Research activities at the new institute, which is to open on July 16, 2013, will focus on the study of beta cells. The Institute for Beta Cell Biology evolved from the Paul Langerhans Group for Beta Cell Biology. Along with the Institute for Clinical Diabetology, the Institute for Biochemistry and Pathobiochemistry and the Institute for Biometry and Epidemiology, it shall strengthen the DDZ as interdisciplinary research institution within the DZD.
The opening event will take place in the presence of the rector of Heinrich Heine University Düsseldorf, Prof. Dr. Dr. H. Michael Piper. Prof. Dr. Michael Roden, the scientific director of the DDZ and member of the board of the DZD shall give the welcoming address. Further addresses of greeting will be given by the Dean of the Faculty of Mathematics and Natural Sciences, Prof.
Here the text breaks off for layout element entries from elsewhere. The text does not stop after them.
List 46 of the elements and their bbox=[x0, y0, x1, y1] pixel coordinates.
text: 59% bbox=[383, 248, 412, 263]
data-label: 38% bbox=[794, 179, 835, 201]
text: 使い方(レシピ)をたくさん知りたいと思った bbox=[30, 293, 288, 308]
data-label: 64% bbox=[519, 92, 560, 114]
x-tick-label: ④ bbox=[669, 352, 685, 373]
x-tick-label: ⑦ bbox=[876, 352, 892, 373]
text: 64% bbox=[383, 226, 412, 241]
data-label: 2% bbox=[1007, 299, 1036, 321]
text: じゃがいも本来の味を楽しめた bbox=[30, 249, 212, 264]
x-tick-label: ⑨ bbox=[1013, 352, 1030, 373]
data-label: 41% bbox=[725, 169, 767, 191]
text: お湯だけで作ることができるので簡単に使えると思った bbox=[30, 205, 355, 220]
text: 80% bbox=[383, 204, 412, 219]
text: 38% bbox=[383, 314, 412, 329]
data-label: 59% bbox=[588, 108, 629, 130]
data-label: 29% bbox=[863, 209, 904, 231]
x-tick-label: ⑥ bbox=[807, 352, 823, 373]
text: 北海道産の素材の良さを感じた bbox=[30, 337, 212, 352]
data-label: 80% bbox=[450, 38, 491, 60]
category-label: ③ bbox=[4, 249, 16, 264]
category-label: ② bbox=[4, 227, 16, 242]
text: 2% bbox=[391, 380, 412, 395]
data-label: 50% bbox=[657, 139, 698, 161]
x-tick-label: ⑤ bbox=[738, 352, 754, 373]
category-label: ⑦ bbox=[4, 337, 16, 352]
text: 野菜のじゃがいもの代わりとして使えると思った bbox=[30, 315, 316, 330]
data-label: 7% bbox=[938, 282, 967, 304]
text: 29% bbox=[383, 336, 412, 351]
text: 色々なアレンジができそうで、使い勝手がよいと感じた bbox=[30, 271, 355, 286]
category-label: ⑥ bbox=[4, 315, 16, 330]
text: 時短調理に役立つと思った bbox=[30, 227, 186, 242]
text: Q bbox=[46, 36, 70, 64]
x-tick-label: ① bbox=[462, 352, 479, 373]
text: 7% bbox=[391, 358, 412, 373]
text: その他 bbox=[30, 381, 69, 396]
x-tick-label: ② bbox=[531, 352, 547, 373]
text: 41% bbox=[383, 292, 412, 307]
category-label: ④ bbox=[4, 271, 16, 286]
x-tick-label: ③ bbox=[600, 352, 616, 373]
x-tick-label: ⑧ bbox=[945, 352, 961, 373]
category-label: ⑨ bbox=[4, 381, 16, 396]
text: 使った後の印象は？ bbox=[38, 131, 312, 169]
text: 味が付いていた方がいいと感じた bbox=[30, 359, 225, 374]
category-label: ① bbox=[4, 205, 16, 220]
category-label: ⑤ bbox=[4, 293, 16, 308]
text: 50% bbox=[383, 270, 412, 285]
Dr. Christel Marian, and the Dean of the Faculty of Medicine, Prof. Dr. Joachim Windolf. Prof. Dr. Eckhard Lammert will present the orientation of the new institute and its potential relevance for persons with diabetes.
Professor Lammert (42) is a biochemist and has headed the Institute of Metabolic Physiology at the Faculty of Mathematics and Natural Sciences of Heinrich Heine University (HHU) since 2008. Since January 2012 he has been working as research group leader of the Paul Langerhans Group for Beta Cell Biology at the DDZ. Until 2008 the internationally renowned biochemist was a researcher at Harvard University and later at the Max Planck Institute for Molecular Cell Biology and Genetics. “For me it is a personal objective to find out more about beta cells,” said Lammert, who has had type 1 diabetes for 25 years. Beta cells are severely dysfunctional in type 1, type 2 and gestational diabetes. Defects of the beta cells play a key role in the pathogenesis of this common disease.